Allah izin verirse bu bölümde sevginin hakikatlerinden ve onların makamlarından bahsedeceğiz. Allah bu işimizi kolaylaştırsın! Diyoruz ki, sevgi, iradenin, ilgili olduğu şeyler arasında hususi bir ilgidir. Sevgi, bağlanma anında, gayrı mevcut bir ma'duma bağlanır ve o sevgilinin so­mut olarak bizzat var olmasını, vücûdunu ya da vukuunu ister. Vuku­unu dedim, çünkü sevgi bazen sevilen somut varlığın gerçek varlığını ortadan kaldırmasına bağlanır. Bununla birlikte, var olduğu halde, bir kimsenin varlığının yok olması aynı anda mümkün değildir. Sevginin bağlandığı varlık yok olunca, gerçek olur; o zaman artık yokluğun var­lığından söz edilemez. Eğer ondan söz eden olursa, ancak bilgisizliğin­den dolayı söz eder.
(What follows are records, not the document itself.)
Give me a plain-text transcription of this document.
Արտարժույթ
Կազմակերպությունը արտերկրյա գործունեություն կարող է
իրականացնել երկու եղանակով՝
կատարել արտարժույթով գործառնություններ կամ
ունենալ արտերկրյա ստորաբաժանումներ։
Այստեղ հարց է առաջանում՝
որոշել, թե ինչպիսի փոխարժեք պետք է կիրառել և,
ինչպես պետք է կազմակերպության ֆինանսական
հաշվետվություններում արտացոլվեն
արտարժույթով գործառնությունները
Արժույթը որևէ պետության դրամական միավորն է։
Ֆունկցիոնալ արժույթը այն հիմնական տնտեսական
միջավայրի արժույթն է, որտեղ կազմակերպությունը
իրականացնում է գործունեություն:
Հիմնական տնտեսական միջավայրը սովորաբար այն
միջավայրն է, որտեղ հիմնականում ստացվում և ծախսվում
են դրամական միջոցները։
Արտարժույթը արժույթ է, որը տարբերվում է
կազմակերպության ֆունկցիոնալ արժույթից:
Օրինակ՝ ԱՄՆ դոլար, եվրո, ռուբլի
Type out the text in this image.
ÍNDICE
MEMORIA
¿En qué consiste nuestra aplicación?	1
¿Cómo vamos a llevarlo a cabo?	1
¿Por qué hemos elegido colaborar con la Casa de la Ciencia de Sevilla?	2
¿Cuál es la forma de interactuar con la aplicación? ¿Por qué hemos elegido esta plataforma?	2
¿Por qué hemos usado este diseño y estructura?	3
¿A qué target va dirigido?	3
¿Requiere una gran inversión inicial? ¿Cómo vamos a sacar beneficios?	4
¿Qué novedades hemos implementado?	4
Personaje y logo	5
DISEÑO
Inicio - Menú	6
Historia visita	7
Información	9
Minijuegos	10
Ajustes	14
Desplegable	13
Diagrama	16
Bu konuda biz şöyle deriz: Seven, sevgilinin somut olarak var olma­sını ister, çünkü sevgili gerçekte ma'dumdur(mevcut olmayan). Böyle olunca, sevgili seven içindir. Bu da, kim olursa olsun bir şahısla kavuşmayı gerekli kılan bir iradedir. Eğer bu şahıs kucaklanıp öpülecek biriyse, onu kucaklamayı sever; eğer evlenilecek biriyse, onunla evlenmeyi sever; eğer birlikte oturulacak, dost olunacak biriyse onunla birlikte oturmayı, dost olmayı sever. Dolayısıyla sevenin aşkı şu anda henüz sahip olunamayan o şah­sın sadece yokluğuna bağlanacaktır. Böylece, sevgisinin o şahsa bağlı olduğunu hayal eder. Oysa durum hiç de öyle değildir, çünkü o şekilde davranmakla yalnızca

sevgilisiyle karşılaşmayı ya da onu görmeyi arzu etmektedir. Eğer sevgilinin bizzat şahsını ya da varoluşunu, yani şahsi­yetini ve varlığını sevmiş olsaydı, sevgisinin ona bağlanması kendisine hiçbir yarar sağlamazdı.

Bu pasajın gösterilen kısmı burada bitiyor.